The Yukon RCMP has seen an increase in domestic assaults and Mental Health Act cases over the past three months compared to the same timeframe last year.
Officers opened 79 domestic assault-related files between March 1 and May 25, Supt. Chan Daktari Dara said in an interview June 2. That’s compared to 62 files for the same period last year.
As well, there were 192 Mental Health Act files opened during that time in 2020, compared to 143 in 2019.
There was also a small increase in drug trafficking and possession cases — 58, compared to 2019’s 51.
Dara said it was “hard to say” whether those increases were tied to COVID-19 and the associated measures authorities have put in place in an attempt to stem its spread.
“I can only tell you what we’re seeing. … Beyond that, I don’t know if there’s a connection there to the COVID, but you know, one could only imagine, right?” he said.
“Everybody’s at home more, right? And then you know, there’s also the stress surrounding the COVID … (but) there’s a number of factors that’s really beyond my expertise to really comment on it with any accuracy, you know what I mean?”
The Yukon’s chief medical officer of health, Dr. Brendan Hanley, had listed, during his COVID-19 update May 29, the increase in calls to Yukon RCMP in those areas as among the reasons he was “increasingly concerned about the overall health and wellness of our territory.”
Dara, however, said he didn’t believe the change in the number of cases was “remarkable,” noting that there had also been an increase in domestic assault and Mental Health Act cases from 2018 to 2019 as well (55 and 127, respectively).
They also haven’t impacted the RCMP’s operations as overall, he explained, because police have actually seen a slight decrease in call volume overall during the same three-month span, with fewer general nuisance, disturbance and break-and-enter calls.

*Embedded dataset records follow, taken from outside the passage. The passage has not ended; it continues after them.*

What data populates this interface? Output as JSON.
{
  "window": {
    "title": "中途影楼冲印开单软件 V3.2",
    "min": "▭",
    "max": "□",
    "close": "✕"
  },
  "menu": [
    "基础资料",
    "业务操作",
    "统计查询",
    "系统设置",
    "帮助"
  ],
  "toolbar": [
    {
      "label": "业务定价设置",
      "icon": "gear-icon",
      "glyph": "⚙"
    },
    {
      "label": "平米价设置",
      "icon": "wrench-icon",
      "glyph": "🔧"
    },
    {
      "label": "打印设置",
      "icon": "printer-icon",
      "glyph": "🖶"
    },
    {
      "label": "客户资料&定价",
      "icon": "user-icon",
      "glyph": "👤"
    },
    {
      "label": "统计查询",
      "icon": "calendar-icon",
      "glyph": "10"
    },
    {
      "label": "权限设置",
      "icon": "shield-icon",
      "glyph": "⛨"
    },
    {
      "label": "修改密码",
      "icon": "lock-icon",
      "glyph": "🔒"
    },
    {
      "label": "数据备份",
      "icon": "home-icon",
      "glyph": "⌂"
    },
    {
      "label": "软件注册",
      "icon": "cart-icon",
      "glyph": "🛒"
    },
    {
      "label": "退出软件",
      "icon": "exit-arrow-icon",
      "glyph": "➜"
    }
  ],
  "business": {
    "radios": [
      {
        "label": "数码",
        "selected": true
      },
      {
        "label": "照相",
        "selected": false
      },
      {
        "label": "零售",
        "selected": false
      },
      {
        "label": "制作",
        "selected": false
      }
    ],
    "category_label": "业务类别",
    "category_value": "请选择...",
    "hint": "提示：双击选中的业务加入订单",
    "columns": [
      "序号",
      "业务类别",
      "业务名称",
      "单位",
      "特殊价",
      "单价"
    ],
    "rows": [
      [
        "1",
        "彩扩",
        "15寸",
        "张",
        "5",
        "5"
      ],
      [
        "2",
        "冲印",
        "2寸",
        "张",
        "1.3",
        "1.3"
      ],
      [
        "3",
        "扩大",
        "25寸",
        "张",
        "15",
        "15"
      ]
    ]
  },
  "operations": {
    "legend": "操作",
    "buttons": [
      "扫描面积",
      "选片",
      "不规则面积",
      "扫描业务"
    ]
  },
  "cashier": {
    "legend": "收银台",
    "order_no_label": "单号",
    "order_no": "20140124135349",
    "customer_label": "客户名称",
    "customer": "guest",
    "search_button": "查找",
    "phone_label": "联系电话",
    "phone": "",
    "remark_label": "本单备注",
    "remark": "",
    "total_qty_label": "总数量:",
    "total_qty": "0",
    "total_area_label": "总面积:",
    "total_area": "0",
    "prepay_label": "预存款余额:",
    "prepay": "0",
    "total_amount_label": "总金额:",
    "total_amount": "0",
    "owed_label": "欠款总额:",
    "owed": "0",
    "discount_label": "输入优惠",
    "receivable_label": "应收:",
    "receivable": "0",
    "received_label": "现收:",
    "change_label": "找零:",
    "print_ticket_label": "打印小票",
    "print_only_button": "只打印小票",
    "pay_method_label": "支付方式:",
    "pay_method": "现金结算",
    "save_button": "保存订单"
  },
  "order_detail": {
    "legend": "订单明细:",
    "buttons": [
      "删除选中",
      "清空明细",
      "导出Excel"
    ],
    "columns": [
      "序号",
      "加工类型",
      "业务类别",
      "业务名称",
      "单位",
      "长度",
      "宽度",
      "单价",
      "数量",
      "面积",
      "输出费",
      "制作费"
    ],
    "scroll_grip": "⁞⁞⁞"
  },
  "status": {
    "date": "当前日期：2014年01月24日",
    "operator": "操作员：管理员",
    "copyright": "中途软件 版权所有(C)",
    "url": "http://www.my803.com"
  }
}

Whether it’s had an impact on the volume and nature of calls police are responding to, Dara said RCMP staff, like everyone else, are taking COVID-19 precautions. Officers have been given gloves, glasses and two kinds of masks — N95s and P100s, the latter of which also offer protection when officers have to handle substances like fentanyl — that they can use at their discretion. In Whitehorse, the detachment has also been rearranged to allow for physical distancing, with eating areas, training spaces and “every possible nook and cranny in the building” being used for desk space.
Officers can still ride together on patrols, Dara noted, or otherwise break physical distancing measures when public safety requires it.
“We’re like everybody else, we’re just waiting to get back to our new normal,” he said.